Indian AI startup Sarvam AI has released the first open-source Hindi language model called OpenHathi-Hi-0.1. The AI model is the first in a series of models which will “make contributions to the ecosystem with open models and datasets to encourage innovation in Indian language AI.”
Built on Meta AI’s Llama 2-7B model, a blog posted by the company stated that the model was on par with GPT-3.5 for Indic languages.
The blog explained that tokenisation, which is a crucial part of processing text in large language models is much more costly for Hindi compared to English because training text in the Hindi language is very little. Trained in two phases, the team behind the model worked to make this process cheaper.
It was then tested on a variety of benchmarks including standard ones like translation as well as several new ones like toxicity classification and text classification.
The base model has been made available on the Hugging Face platform so developers can finetune it and use it for specific use-cases.
Co-founders Pratyush Kumar and Vivek Raghavan had previously worked with another homegrown AI venture, AI4Bharat.

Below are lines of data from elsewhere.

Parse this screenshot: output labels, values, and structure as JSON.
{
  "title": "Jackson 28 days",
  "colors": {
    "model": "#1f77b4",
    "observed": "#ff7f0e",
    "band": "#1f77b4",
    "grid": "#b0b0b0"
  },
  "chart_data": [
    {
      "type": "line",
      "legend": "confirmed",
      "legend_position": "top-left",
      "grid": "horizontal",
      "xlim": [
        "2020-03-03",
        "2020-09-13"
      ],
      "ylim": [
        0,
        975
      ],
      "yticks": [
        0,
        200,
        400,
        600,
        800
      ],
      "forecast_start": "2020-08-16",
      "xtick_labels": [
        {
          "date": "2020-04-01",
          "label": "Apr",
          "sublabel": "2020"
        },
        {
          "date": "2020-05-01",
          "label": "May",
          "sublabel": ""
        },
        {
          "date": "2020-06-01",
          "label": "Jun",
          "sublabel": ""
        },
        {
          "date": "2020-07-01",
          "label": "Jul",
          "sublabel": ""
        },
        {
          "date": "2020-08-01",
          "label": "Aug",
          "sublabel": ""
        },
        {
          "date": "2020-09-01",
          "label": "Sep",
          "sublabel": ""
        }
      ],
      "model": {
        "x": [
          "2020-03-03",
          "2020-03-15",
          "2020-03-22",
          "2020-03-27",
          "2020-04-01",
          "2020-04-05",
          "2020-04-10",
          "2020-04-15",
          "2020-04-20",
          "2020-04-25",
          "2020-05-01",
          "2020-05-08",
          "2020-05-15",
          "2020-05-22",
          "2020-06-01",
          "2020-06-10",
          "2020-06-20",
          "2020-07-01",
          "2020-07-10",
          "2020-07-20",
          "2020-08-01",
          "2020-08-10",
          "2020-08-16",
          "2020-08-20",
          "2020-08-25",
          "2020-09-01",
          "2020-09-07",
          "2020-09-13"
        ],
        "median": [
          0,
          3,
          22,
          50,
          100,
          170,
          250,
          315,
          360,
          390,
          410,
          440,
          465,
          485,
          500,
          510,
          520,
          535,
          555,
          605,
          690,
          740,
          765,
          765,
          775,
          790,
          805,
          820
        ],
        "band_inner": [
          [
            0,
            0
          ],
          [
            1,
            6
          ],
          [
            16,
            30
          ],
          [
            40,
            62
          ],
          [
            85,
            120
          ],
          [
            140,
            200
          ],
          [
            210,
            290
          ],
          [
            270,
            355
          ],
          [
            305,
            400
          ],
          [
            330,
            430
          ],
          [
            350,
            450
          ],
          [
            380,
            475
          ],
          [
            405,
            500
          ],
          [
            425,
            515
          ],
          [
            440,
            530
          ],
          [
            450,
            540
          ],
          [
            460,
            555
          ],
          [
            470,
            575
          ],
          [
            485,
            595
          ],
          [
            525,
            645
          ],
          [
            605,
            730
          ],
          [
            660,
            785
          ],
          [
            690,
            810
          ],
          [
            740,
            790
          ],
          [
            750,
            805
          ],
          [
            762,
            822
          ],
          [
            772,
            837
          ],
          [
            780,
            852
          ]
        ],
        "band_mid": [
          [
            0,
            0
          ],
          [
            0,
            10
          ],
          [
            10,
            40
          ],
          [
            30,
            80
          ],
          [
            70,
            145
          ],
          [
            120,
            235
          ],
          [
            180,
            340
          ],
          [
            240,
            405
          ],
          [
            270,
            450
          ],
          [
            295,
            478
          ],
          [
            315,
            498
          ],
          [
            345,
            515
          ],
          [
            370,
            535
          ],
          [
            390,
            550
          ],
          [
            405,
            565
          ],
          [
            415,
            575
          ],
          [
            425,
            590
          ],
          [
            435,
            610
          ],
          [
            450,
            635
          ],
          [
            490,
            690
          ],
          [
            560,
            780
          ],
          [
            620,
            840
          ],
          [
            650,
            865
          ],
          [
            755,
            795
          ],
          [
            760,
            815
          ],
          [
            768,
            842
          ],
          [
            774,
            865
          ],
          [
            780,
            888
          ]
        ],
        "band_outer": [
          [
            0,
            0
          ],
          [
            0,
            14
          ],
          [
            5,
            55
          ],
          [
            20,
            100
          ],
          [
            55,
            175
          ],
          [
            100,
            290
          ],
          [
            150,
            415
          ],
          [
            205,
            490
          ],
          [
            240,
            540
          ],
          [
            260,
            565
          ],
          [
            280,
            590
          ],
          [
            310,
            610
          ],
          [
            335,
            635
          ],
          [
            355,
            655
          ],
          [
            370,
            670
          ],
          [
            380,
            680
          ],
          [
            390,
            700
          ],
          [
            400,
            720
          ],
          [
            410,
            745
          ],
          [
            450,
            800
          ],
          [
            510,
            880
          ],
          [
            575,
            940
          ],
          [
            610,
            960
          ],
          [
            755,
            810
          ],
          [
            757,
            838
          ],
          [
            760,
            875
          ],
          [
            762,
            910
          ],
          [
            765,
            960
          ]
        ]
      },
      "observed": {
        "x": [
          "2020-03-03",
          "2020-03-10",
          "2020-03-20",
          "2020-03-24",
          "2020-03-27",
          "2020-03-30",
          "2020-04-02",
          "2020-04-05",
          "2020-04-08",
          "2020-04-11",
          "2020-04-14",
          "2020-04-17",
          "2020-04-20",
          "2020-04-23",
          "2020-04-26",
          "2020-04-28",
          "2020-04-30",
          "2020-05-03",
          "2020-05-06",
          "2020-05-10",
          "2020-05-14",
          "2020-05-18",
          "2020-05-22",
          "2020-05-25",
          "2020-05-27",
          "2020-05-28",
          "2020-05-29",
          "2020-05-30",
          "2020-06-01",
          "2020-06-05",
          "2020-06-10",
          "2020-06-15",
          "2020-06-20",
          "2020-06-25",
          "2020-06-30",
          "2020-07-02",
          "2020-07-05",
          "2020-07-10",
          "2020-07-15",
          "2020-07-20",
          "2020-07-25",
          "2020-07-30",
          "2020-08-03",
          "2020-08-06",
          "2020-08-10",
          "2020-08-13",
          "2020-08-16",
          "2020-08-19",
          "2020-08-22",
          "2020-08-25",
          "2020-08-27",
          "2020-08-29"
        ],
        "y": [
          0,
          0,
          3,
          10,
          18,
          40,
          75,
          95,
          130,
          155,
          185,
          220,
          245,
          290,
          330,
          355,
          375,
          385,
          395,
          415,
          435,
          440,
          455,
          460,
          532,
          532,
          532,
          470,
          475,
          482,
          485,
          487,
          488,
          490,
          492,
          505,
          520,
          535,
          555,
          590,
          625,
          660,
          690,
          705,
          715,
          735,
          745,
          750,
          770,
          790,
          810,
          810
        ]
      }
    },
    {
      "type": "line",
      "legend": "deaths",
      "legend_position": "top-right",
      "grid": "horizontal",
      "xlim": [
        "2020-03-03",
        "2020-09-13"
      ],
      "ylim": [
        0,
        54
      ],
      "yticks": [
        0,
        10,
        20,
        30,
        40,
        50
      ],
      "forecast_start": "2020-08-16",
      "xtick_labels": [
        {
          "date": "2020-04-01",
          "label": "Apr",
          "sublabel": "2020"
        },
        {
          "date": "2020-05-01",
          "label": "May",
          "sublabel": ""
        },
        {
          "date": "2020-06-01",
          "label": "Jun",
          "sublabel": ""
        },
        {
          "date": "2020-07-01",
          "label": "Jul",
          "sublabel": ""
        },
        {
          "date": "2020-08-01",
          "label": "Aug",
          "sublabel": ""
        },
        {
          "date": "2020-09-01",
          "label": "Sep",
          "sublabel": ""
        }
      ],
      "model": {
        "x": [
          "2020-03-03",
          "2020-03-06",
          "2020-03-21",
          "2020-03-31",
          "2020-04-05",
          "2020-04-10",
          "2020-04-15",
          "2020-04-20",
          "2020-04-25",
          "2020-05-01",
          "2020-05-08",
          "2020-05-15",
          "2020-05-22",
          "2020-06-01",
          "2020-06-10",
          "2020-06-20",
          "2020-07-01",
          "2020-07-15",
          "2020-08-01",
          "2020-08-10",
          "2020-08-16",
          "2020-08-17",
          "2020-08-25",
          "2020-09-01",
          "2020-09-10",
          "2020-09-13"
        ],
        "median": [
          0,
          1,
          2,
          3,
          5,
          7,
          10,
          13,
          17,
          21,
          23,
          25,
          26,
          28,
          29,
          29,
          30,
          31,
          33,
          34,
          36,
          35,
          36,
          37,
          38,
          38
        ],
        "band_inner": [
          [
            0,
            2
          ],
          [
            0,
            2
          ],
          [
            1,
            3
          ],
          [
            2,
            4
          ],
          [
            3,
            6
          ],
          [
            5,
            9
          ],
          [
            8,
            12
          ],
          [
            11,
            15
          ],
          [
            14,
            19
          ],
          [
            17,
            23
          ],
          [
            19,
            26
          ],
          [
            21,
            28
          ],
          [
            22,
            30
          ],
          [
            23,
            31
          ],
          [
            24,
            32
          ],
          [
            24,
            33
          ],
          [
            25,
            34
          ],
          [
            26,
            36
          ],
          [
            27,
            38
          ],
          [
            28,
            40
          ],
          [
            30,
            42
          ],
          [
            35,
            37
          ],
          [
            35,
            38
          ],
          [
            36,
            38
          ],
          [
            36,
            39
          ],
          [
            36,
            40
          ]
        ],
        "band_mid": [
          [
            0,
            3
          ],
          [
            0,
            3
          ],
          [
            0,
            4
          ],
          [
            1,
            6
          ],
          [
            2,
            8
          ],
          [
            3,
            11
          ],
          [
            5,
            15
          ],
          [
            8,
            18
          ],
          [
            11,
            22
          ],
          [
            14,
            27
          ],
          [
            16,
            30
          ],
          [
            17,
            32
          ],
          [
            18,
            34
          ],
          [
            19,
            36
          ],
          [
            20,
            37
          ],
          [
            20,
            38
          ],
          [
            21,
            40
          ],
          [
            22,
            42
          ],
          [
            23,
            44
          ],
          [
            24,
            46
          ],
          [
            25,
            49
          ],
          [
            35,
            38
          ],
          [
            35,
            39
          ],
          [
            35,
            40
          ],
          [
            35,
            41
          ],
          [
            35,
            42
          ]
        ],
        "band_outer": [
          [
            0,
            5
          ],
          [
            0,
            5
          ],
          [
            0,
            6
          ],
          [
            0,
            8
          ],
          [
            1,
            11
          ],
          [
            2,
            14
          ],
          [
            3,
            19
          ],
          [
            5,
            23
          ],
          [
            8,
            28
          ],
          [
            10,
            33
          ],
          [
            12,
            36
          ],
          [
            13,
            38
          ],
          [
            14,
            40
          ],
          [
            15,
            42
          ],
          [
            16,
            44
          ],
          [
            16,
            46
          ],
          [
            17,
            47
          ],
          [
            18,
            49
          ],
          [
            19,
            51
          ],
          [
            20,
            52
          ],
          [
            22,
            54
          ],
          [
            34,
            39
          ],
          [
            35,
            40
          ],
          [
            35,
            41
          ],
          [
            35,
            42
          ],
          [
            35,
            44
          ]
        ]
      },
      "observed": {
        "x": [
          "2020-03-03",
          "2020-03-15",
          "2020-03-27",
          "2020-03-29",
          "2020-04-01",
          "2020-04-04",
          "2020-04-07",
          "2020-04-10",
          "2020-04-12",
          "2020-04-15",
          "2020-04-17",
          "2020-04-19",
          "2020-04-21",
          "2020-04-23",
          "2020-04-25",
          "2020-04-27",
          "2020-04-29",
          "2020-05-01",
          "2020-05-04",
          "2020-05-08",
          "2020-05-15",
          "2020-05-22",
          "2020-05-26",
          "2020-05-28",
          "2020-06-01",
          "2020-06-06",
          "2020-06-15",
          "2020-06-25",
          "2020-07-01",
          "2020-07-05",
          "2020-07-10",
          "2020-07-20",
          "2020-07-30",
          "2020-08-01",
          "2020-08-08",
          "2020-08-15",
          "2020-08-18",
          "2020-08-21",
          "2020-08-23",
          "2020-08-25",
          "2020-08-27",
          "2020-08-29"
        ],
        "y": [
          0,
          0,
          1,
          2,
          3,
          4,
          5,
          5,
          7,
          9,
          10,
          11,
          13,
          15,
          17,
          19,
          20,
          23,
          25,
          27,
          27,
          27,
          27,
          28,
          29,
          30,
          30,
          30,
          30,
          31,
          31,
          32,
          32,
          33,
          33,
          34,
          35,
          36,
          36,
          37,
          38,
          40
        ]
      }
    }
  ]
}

Sarvam AI has partnered with AI4Bharat to use their language resources and benchmarks to train OpenHathi.
Currently employing around 18 people, Sarvam AI wants to build large language models that use voice as the common interface to make them more accessible to the demands of the Indian market.
Last week, the five-month-old startup raised $41 million in Series A funding led by Lightspeed Ventures with participation from Peak XV and Khosla Ventures. The startup is also working on a range of enterprise-grade models on its full stack Generative AI platform which will also release soon.